A great recipe for those antioxidant rich, little fruits is a Blueberry Cobbler. Gooey, warm and sticky sweet it's a perfect way to eat up those blueberries.
It's also a wonderful dessert to serve at your Labor Day party or gathering. Serve it with ice cream and you're going to have friends, guests and family raving about your cooking skills.
For the filling
- 6 cups (3 pints) blueberries
- 1/2 cup sugar
- 1 tablespoon cornstarch
- 1 teaspoon fresh lemon juice
- 1/4 teaspoon coarse salt
For the topping
- 3/4 cup all-purpose flour
- 1/2 cup rolled oats (or chopped nuts, such as almonds)
- 1/2 teaspoon baking powder
- 1/2 teaspoon coarse salt
- 3 ounces (6 tablespoons) unsalted butter, softened
- 1/3 cup sugar
- Preheat oven to 375 degrees.
- Make the filling: Mix blueberries, sugar, cornstarch, lemon juice, and salt in a bowl.
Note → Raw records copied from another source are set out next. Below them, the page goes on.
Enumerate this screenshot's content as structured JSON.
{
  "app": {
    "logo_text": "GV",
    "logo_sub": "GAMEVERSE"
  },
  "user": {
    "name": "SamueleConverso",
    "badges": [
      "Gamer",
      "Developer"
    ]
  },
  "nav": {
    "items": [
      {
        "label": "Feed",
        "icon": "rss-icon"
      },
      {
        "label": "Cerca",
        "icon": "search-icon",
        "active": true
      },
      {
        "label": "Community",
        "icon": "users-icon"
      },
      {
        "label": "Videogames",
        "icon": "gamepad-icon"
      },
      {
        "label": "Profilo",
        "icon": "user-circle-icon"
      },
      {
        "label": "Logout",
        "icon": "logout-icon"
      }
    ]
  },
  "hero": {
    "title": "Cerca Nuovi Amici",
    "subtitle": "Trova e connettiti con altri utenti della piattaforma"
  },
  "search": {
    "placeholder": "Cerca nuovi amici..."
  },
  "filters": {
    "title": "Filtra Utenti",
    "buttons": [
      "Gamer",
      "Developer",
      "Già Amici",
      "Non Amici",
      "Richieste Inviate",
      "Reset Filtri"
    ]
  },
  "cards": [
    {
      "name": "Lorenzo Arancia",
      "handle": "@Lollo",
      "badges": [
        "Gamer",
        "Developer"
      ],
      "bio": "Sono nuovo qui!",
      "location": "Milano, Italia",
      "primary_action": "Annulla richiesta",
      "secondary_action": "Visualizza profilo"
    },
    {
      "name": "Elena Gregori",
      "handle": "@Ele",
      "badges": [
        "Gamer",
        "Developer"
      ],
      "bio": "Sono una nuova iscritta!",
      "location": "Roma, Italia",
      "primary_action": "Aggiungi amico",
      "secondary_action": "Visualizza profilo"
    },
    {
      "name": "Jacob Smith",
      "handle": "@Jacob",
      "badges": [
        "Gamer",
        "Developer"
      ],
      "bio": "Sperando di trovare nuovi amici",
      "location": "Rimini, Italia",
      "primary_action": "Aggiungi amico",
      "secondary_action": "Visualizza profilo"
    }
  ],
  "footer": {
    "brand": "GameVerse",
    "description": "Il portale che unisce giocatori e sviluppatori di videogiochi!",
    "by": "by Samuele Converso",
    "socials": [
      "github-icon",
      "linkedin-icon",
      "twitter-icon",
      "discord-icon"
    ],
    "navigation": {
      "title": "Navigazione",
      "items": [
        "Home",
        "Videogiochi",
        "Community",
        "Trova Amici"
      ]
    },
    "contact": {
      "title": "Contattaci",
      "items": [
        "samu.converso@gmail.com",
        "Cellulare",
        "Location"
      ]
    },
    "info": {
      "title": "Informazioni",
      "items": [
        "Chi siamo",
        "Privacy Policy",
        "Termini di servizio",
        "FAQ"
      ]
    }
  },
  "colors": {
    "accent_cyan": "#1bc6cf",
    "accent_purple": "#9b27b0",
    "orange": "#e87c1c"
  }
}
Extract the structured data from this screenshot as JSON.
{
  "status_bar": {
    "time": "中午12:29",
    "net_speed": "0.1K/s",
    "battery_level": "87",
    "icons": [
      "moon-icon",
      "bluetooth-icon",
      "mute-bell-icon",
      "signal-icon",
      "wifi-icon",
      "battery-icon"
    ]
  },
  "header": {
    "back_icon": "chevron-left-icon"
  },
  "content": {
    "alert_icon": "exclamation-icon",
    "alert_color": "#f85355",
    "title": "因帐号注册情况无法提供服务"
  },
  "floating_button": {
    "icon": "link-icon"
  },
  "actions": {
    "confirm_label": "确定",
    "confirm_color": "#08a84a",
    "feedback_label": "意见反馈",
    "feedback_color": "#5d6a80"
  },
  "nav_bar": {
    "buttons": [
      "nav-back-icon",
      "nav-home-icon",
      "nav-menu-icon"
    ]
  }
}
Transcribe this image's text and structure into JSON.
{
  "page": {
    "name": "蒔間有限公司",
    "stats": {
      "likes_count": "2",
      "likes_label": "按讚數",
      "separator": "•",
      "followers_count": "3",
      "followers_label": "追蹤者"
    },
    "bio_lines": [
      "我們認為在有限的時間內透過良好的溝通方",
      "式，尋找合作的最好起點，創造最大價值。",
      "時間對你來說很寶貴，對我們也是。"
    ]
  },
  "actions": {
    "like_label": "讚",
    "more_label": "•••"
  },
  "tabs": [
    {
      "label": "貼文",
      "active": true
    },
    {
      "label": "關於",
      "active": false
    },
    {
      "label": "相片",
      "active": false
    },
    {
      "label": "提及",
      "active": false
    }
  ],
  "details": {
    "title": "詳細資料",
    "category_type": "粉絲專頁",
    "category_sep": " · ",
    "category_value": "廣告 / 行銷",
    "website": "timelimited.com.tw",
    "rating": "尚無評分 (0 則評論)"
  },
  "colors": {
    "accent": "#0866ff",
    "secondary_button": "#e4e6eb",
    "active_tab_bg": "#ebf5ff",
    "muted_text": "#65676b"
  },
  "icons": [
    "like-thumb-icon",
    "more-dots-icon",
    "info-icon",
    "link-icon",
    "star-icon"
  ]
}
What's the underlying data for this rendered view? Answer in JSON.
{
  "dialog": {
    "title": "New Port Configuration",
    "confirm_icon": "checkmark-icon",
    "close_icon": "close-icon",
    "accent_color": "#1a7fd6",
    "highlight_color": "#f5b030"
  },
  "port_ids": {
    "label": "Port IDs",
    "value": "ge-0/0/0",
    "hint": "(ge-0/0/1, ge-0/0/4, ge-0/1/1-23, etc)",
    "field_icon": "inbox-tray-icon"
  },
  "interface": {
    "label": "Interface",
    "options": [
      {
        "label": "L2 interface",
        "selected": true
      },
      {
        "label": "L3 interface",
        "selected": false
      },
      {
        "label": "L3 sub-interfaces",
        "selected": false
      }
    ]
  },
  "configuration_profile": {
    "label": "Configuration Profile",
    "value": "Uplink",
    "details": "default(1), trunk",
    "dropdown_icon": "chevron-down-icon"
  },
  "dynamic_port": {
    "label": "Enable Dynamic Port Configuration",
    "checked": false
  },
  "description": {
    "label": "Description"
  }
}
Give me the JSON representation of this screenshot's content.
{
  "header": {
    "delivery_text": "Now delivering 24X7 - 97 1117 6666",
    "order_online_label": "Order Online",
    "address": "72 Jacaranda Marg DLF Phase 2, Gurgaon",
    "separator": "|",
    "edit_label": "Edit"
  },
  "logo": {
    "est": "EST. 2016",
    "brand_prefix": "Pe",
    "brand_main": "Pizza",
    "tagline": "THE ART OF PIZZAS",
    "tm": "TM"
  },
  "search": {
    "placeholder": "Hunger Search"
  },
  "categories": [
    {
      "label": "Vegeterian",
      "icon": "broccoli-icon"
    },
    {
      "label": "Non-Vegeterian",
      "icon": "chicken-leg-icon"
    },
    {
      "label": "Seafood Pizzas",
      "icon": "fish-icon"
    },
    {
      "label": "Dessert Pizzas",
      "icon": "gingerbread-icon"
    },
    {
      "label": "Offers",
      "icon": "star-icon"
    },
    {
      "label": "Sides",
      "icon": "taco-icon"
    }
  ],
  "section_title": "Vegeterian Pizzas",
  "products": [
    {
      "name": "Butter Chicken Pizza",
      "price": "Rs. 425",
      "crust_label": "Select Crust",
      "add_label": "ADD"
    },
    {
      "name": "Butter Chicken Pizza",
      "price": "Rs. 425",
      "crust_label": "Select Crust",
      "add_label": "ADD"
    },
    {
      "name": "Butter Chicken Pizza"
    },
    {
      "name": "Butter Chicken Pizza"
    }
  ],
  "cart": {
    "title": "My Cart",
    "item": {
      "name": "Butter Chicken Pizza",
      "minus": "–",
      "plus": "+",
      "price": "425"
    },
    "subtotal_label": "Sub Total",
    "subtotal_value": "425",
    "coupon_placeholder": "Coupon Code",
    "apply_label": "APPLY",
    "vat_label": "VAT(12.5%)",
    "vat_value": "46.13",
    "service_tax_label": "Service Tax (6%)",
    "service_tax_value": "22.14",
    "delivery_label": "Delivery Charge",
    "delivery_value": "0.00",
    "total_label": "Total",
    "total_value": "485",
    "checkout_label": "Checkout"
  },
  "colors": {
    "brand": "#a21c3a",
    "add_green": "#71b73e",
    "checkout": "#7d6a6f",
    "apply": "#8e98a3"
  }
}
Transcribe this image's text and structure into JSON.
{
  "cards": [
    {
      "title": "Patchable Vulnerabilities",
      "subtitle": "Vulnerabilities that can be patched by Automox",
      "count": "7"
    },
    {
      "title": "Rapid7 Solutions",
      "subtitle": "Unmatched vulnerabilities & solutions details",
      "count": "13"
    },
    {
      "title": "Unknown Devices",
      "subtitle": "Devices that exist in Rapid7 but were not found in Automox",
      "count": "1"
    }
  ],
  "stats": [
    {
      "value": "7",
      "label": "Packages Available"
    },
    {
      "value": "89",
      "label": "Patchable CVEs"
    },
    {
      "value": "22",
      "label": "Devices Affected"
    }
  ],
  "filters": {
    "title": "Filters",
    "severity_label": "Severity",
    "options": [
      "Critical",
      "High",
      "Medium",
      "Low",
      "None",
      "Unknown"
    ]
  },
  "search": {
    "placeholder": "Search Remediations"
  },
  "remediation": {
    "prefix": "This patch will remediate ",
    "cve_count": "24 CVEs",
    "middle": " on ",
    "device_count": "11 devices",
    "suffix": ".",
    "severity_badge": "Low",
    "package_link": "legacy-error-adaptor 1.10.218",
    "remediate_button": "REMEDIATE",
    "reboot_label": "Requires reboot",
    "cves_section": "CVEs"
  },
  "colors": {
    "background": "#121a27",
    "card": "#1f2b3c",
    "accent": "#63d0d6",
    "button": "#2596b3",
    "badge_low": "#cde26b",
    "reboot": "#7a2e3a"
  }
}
Transfer to an 8-inch square baking dish.
- Make the topping: Stir together flour, oats, baking powder, and salt. Cream butter and sugar in a mixer until pale and fluffy. Stir dry ingredients into butter. Using your hands, squeeze topping pieces together into clumps.
- Sprinkle topping evenly over filling. Bake until bubbling in center and brown on top, about 1 hour.
- Transfer to a wire rack, and let cool for 30 minutes before serving.
- Make and freeze extra batches of the topping. Whenever you have fresh fruit on hand, you'll be able to assemble the dessert quickly.